What i have done is;
* Trying to establish rapport.
* Scientifically outlined what i want from him, and how we will communicate with each other.
* Invited BB1 to give me feedback.

1. Try to establish rapport. Bury my frustrations and try to make idle talk with BB1 at lunchtimes. It fails.
2. Later on allowed him to dominate me and adjusted to his frame of life: no idle talk,, only production, and allowed him to crisize and dismember my work.
3. Engaged my Project Manager and informed him of my frustrations, though told him i am working on resolves.
4. Asked BB1 if he would give me feedback, so we can increase quality and maintain a full production-cycle.
5. Implemented a 4-times per day meeting between each other. He writes, communicates or talks to nobody without my participation.
6. Establish comfort with BB1;
6.1 He has my support in his daily work.
6.2 We together review each other' production to enhance quality.
6.3 Planning, workbreakdown structure. Outline exactly which actions are to be taken for a day, and weeklys basis.
7. Asked him if he minds me helping him on his body language, and preception of sell-worthiness.
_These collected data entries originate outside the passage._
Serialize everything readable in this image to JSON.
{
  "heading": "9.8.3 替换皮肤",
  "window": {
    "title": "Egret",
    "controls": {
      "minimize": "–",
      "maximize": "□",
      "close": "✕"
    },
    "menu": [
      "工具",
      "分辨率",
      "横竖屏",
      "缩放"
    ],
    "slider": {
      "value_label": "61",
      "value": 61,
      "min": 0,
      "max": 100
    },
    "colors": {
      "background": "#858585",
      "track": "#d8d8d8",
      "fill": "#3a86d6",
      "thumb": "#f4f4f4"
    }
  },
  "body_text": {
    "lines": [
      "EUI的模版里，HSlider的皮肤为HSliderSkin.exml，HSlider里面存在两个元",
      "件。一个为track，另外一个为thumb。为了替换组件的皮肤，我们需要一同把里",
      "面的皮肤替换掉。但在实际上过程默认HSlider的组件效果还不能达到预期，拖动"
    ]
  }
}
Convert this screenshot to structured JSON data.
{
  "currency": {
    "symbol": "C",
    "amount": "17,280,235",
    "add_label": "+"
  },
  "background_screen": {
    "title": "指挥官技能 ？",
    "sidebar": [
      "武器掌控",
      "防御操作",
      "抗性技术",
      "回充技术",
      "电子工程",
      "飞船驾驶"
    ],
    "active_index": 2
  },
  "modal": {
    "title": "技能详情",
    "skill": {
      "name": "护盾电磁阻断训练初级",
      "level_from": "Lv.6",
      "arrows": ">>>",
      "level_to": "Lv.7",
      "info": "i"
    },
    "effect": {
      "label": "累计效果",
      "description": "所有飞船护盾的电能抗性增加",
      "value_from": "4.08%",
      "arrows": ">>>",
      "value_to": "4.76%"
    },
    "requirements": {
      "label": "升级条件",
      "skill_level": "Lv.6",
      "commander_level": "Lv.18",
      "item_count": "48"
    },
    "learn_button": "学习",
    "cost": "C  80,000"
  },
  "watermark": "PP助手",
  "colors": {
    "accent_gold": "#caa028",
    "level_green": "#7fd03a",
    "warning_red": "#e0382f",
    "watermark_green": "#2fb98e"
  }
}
So far things have been going very well, though due to an distrust of other humans establishing rapport with BB1 is impossible.

I understand perfectly well;
* Support my project manager to achieve his goals.
* The success of the project is crucial.
* Bury your personal feelings. Smile and work on a constructive solution.

WillDuke's picture
Training Badge

Merasmus - it sounds like you're making headway. Congratulations!

Since you haven't mentioned your or your peer's DISC profile I'll assume you haven't identified them yet. Honestly, this will be a tremendous help with your communications.

For instance, if you were a high S, your instincts are to be aware of everyone's feelings. Before diving into "work" you'd spend time finding out how your peer's weekend was. How his family's doing. How he's feeling today. If he were a high D, this would drive him nuts. He'd just want to get to work.

There's no right and wrong personality profile. But there are conflicting types. But there's nothing that says you have to act the way your profile identifies you. By being aware of other people's preferences you can tailor your approach to appeal to them.

Mike & Mark have put out a series of casts on DISC profiling. You have to be a member, but membership is free. Check them out. Then there's a cast on tailoring feedback using DISC. This is big payoff information.

He might never invite you over for barbecue, but he can enjoy working with you. And that's how you can set the stage for teamwork and trust to appear.